An extended abstract submission should take the form of a 3 pages long paper in PDF format using the NeurIPS style file. Author names do not need to be anonymised, and conflicts of interest in assessing submitted contributions will be based on authors' institution (reviewers will not be involved in the assessment of a submission by authors within the same institution). References may extend as far as needed beyond the 3 page upper limit. Submissions may extend beyond the 3 pages upper limit, but reviewers are not expected to read beyond the first 3 pages. If the research has previously appeared in a journal, workshop, or conference (including the NeurIPS 2021 conference), the workshop submission should extend that previous work. Dual submissions to ICLR 2021, AAAI 2021, and AISTATS 2021 are permitted.

A poster-only submission should take the form of a poster in PDF format (1-page PDF of maximum size 5MB in landscape orientation). Attendees will only have regular computer screens to see it in its entirety, so please do not over-crowd your poster. The title should be on the top of the poster and use large fonts, as this is what will be shown to attendees as they approach your poster. Author names do not need to be anonymised during submission. A light-weight editorial review will be carried out, and only posters of no relevance to the community will be rejected. For poster-only submissions, you are welcome to submit research that has previously appeared in a journal, workshop, or conference (including the NeurIPS 2021 conference and AABI), as the aim of the poster presentation is to be a platform for discussions and to advertise your work with your colleagues.

Extended abstracts should be submitted by Oct 8, 2021, AoE; submission page is here. Final versions will be posted on the workshop website (and are archival but do not constitute a proceedings).
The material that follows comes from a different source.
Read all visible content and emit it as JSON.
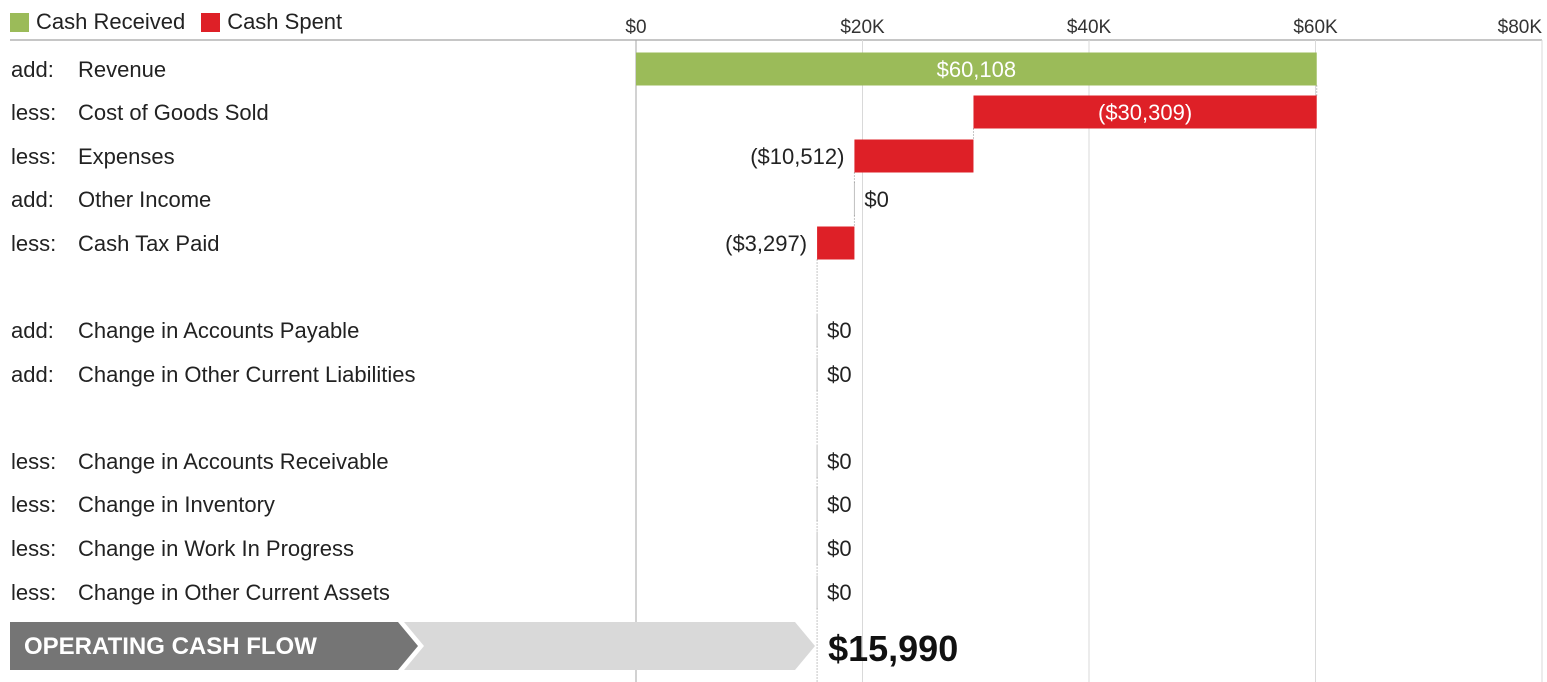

Notification of acceptance will be made before Oct 30, 2021, AoE. Posters should be submitted by Dec 1, 2021, AoE; submission page will be provided towards the date.

Key Dates:

  • Extended abstract submission deadline: Oct 8, 2021, AoE (submission page is here)
  • Acceptance notification: before Oct 30, 2021, AoE
  • Poster submission deadline: Dec 1, 2021, AoE (submission page will be provided towards the date)
  • Workshop: Tuesday, December 14, 2021

Please make sure to apply to the NeurIPS workshop registration to participate in the event.

Topics

  • Uncertainty in deep learning,
  • Applications of Bayesian deep learning,
  • Reliability of BDL techniques in downstream tasks,
  • Probabilistic deep models (such as extensions and application of Bayesian neural networks),
  • Deep probabilistic models (such as hierarchical Bayesian models and their applications),
  • Generative deep models (such as variational autoencoders),
  • Information theory in deep learning,
  • Deep ensemble uncertainty,
  • NTK and Bayesian modelling,
  • Connections between NNs and GPs,
  • Incorporating explicit prior knowledge in deep learning (such as posterior regularisation with logic rules),
  • Approximate inference for Bayesian deep learning (such as variational Bayes / expectation propagation / etc. in Bayesian neural networks),
  • Scalable MCMC inference in Bayesian deep models,
  • Deep recognition models for variational inference (amortised inference),
  • Bayesian deep reinforcement learning,
  • Deep learning with small data,
  • Deep learning in Bayesian modelling,
  • Probabilistic semi-supervised learning techniques,
  • Active learning and Bayesian optimisation for experimental design,
  • Kernel methods in Bayesian deep learning,
  • Implicit inference,
  • Applying non-parametric methods, one-shot learning, and Bayesian deep learning in general.